The Chicaco Cubs have released a spellbinding first-person-view (FPV) drone video of their iconic baseball stadium, Wrigley Field.
The video weaves in between and around the 108-year-old stadium that is housed in Illinois, taking in the famous red sign at the front of the stadium to the ivy walls that mark the perimeter of the field.
The perfectly choreographed, four-minute clip begins above the CTA Red Line. It then moves through Murphy’s Bleachers and continues to follow Seiya Suzuki out to the ballpark.
The video, which marks the end of the Cubs’ season, makes use of sound capturing the atmosphere of the stadium perfectly as the viewers go from the pre-match buzz to the roar of the crowd just before game time.
Sky Candy Studios is the company behind the awesome video that uses RED Scarlet cameras attached to a DJI Matrice 600 Pro.

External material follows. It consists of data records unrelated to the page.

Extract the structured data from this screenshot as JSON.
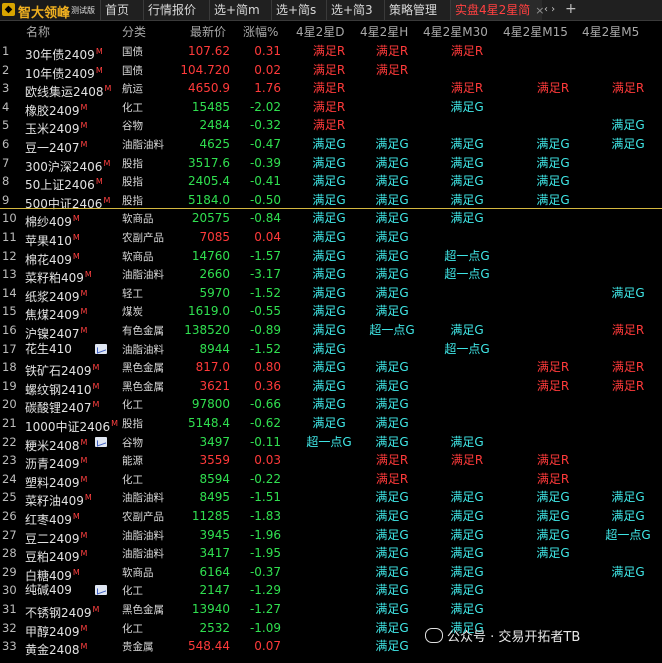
{
  "app": {
    "name": "智大领峰",
    "tag": "测试版"
  },
  "tabs": [
    {
      "label": "首页",
      "active": false
    },
    {
      "label": "行情报价",
      "active": false
    },
    {
      "label": "选+简m",
      "active": false
    },
    {
      "label": "选+简s",
      "active": false
    },
    {
      "label": "选+简3",
      "active": false
    },
    {
      "label": "策略管理",
      "active": false
    },
    {
      "label": "实盘4星2星简",
      "active": true,
      "close": "×"
    }
  ],
  "tab_controls": {
    "arrows": "‹  ›",
    "add": "+"
  },
  "columns": [
    "名称",
    "分类",
    "最新价",
    "涨幅%",
    "4星2星D",
    "4星2星H",
    "4星2星M30",
    "4星2星M15",
    "4星2星M5"
  ],
  "colors": {
    "red": "#ff3a3a",
    "green": "#30e050",
    "cyan": "#40e8e8",
    "accent": "#d8a400"
  },
  "rows": [
    {
      "n": "1",
      "name": "30年债2409",
      "m": "M",
      "cat": "国债",
      "price": "107.62",
      "chg": "0.31",
      "d": "满足R",
      "h": "满足R",
      "m30": "满足R",
      "m15": "",
      "m5": ""
    },
    {
      "n": "2",
      "name": "10年债2409",
      "m": "M",
      "cat": "国债",
      "price": "104.720",
      "chg": "0.02",
      "d": "满足R",
      "h": "满足R",
      "m30": "",
      "m15": "",
      "m5": ""
    },
    {
      "n": "3",
      "name": "欧线集运2408",
      "m": "M",
      "cat": "航运",
      "price": "4650.9",
      "chg": "1.76",
      "d": "满足R",
      "h": "",
      "m30": "满足R",
      "m15": "满足R",
      "m5": "满足R"
    },
    {
      "n": "4",
      "name": "橡胶2409",
      "m": "M",
      "cat": "化工",
      "price": "15485",
      "chg": "-2.02",
      "d": "满足R",
      "h": "",
      "m30": "满足G",
      "m15": "",
      "m5": ""
    },
    {
      "n": "5",
      "name": "玉米2409",
      "m": "M",
      "cat": "谷物",
      "price": "2484",
      "chg": "-0.32",
      "d": "满足R",
      "h": "",
      "m30": "",
      "m15": "",
      "m5": "满足G"
    },
    {
      "n": "6",
      "name": "豆一2407",
      "m": "M",
      "cat": "油脂油料",
      "price": "4625",
      "chg": "-0.47",
      "d": "满足G",
      "h": "满足G",
      "m30": "满足G",
      "m15": "满足G",
      "m5": "满足G"
    },
    {
      "n": "7",
      "name": "300沪深2406",
      "m": "M",
      "cat": "股指",
      "price": "3517.6",
      "chg": "-0.39",
      "d": "满足G",
      "h": "满足G",
      "m30": "满足G",
      "m15": "满足G",
      "m5": ""
    },
    {
      "n": "8",
      "name": "50上证2406",
      "m": "M",
      "cat": "股指",
      "price": "2405.4",
      "chg": "-0.41",
      "d": "满足G",
      "h": "满足G",
      "m30": "满足G",
      "m15": "满足G",
      "m5": ""
    },
    {
      "n": "9",
      "name": "500中证2406",
      "m": "M",
      "cat": "股指",
      "price": "5184.0",
      "chg": "-0.50",
      "d": "满足G",
      "h": "满足G",
      "m30": "满足G",
      "m15": "满足G",
      "m5": ""
    },
    {
      "n": "10",
      "name": "棉纱409",
      "m": "M",
      "cat": "软商品",
      "price": "20575",
      "chg": "-0.84",
      "d": "满足G",
      "h": "满足G",
      "m30": "满足G",
      "m15": "",
      "m5": ""
    },
    {
      "n": "11",
      "name": "苹果410",
      "m": "M",
      "cat": "农副产品",
      "price": "7085",
      "chg": "0.04",
      "d": "满足G",
      "h": "满足G",
      "m30": "",
      "m15": "",
      "m5": ""
    },
    {
      "n": "12",
      "name": "棉花409",
      "m": "M",
      "cat": "软商品",
      "price": "14760",
      "chg": "-1.57",
      "d": "满足G",
      "h": "满足G",
      "m30": "超一点G",
      "m15": "",
      "m5": ""
    },
    {
      "n": "13",
      "name": "菜籽粕409",
      "m": "M",
      "cat": "油脂油料",
      "price": "2660",
      "chg": "-3.17",
      "d": "满足G",
      "h": "满足G",
      "m30": "超一点G",
      "m15": "",
      "m5": ""
    },
    {
      "n": "14",
      "name": "纸浆2409",
      "m": "M",
      "cat": "轻工",
      "price": "5970",
      "chg": "-1.52",
      "d": "满足G",
      "h": "满足G",
      "m30": "",
      "m15": "",
      "m5": "满足G"
    },
    {
      "n": "15",
      "name": "焦煤2409",
      "m": "M",
      "cat": "煤炭",
      "price": "1619.0",
      "chg": "-0.55",
      "d": "满足G",
      "h": "满足G",
      "m30": "",
      "m15": "",
      "m5": ""
    },
    {
      "n": "16",
      "name": "沪镍2407",
      "m": "M",
      "cat": "有色金属",
      "price": "138520",
      "chg": "-0.89",
      "d": "满足G",
      "h": "超一点G",
      "m30": "满足G",
      "m15": "",
      "m5": "满足R"
    },
    {
      "n": "17",
      "name": "花生410",
      "m": "",
      "chip": true,
      "cat": "油脂油料",
      "price": "8944",
      "chg": "-1.52",
      "d": "满足G",
      "h": "",
      "m30": "超一点G",
      "m15": "",
      "m5": ""
    },
    {
      "n": "18",
      "name": "铁矿石2409",
      "m": "M",
      "cat": "黑色金属",
      "price": "817.0",
      "chg": "0.80",
      "d": "满足G",
      "h": "满足G",
      "m30": "",
      "m15": "满足R",
      "m5": "满足R"
    },
    {
      "n": "19",
      "name": "螺纹钢2410",
      "m": "M",
      "cat": "黑色金属",
      "price": "3621",
      "chg": "0.36",
      "d": "满足G",
      "h": "满足G",
      "m30": "",
      "m15": "满足R",
      "m5": "满足R"
    },
    {
      "n": "20",
      "name": "碳酸锂2407",
      "m": "M",
      "cat": "化工",
      "price": "97800",
      "chg": "-0.66",
      "d": "满足G",
      "h": "满足G",
      "m30": "",
      "m15": "",
      "m5": ""
    },
    {
      "n": "21",
      "name": "1000中证2406",
      "m": "M",
      "cat": "股指",
      "price": "5148.4",
      "chg": "-0.62",
      "d": "满足G",
      "h": "满足G",
      "m30": "",
      "m15": "",
      "m5": ""
    },
    {
      "n": "22",
      "name": "粳米2408",
      "m": "M",
      "chip": true,
      "cat": "谷物",
      "price": "3497",
      "chg": "-0.11",
      "d": "超一点G",
      "h": "满足G",
      "m30": "满足G",
      "m15": "",
      "m5": ""
    },
    {
      "n": "23",
      "name": "沥青2409",
      "m": "M",
      "cat": "能源",
      "price": "3559",
      "chg": "0.03",
      "d": "",
      "h": "满足R",
      "m30": "满足R",
      "m15": "满足R",
      "m5": ""
    },
    {
      "n": "24",
      "name": "塑料2409",
      "m": "M",
      "cat": "化工",
      "price": "8594",
      "chg": "-0.22",
      "d": "",
      "h": "满足R",
      "m30": "",
      "m15": "满足R",
      "m5": ""
    },
    {
      "n": "25",
      "name": "菜籽油409",
      "m": "M",
      "cat": "油脂油料",
      "price": "8495",
      "chg": "-1.51",
      "d": "",
      "h": "满足G",
      "m30": "满足G",
      "m15": "满足G",
      "m5": "满足G"
    },
    {
      "n": "26",
      "name": "红枣409",
      "m": "M",
      "cat": "农副产品",
      "price": "11285",
      "chg": "-1.83",
      "d": "",
      "h": "满足G",
      "m30": "满足G",
      "m15": "满足G",
      "m5": "满足G"
    },
    {
      "n": "27",
      "name": "豆二2409",
      "m": "M",
      "cat": "油脂油料",
      "price": "3945",
      "chg": "-1.96",
      "d": "",
      "h": "满足G",
      "m30": "满足G",
      "m15": "满足G",
      "m5": "超一点G"
    },
    {
      "n": "28",
      "name": "豆粕2409",
      "m": "M",
      "cat": "油脂油料",
      "price": "3417",
      "chg": "-1.95",
      "d": "",
      "h": "满足G",
      "m30": "满足G",
      "m15": "满足G",
      "m5": ""
    },
    {
      "n": "29",
      "name": "白糖409",
      "m": "M",
      "cat": "软商品",
      "price": "6164",
      "chg": "-0.37",
      "d": "",
      "h": "满足G",
      "m30": "满足G",
      "m15": "",
      "m5": "满足G"
    },
    {
      "n": "30",
      "name": "纯碱409",
      "m": "",
      "chip": true,
      "cat": "化工",
      "price": "2147",
      "chg": "-1.29",
      "d": "",
      "h": "满足G",
      "m30": "满足G",
      "m15": "",
      "m5": ""
    },
    {
      "n": "31",
      "name": "不锈钢2409",
      "m": "M",
      "cat": "黑色金属",
      "price": "13940",
      "chg": "-1.27",
      "d": "",
      "h": "满足G",
      "m30": "满足G",
      "m15": "",
      "m5": ""
    },
    {
      "n": "32",
      "name": "甲醇2409",
      "m": "M",
      "cat": "化工",
      "price": "2532",
      "chg": "-1.09",
      "d": "",
      "h": "满足G",
      "m30": "满足G",
      "m15": "",
      "m5": ""
    },
    {
      "n": "33",
      "name": "黄金2408",
      "m": "M",
      "cat": "贵金属",
      "price": "548.44",
      "chg": "0.07",
      "d": "",
      "h": "满足G",
      "m30": "",
      "m15": "",
      "m5": ""
    }
  ],
  "watermark": "公众号 · 交易开拓者TB"
}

The park was built in 1914 and was originally named Weegham Park before the Cubs made it their home. In the 1920s, it was renamed Wrigley Field in 1927 after chewing gum magnate William Wrigley Jr. acquired the Chicago baseball team.
Wrigley Field was home to Babe Ruth’s famous “called shot” in 1932. Batting for the New York Yankees and facing a hostile Chicago crowd, Ruth indicated he was about to hit the next pitched ball past the flagpole. This was the beginning of his legend.
Wrigley Field is nicknamed “The Friendly Confines” and is the oldest park in the National League and second-oldest in the majors after Fenway Park, home to the Boston Red Sox.
The Cubs have had a disappointing 2022 season and were unable to land a postseason spot, but the team has at least ended on a strong note with wins over the Phillies.
FPV Fly Throughs
Drone tours such as the one above have become increasingly popular. Jay Christensen, a Minnesotan-based photographer captured the tale of a bowling alley using an FPV drone.
Meanwhile, viewers were taken on tours of Etihad Stadium by other sporting sides like Manchester City in the English Premier League.
Tesla has also gotten in on the act with an FPV drone video through its massive gigafactory in Berlin.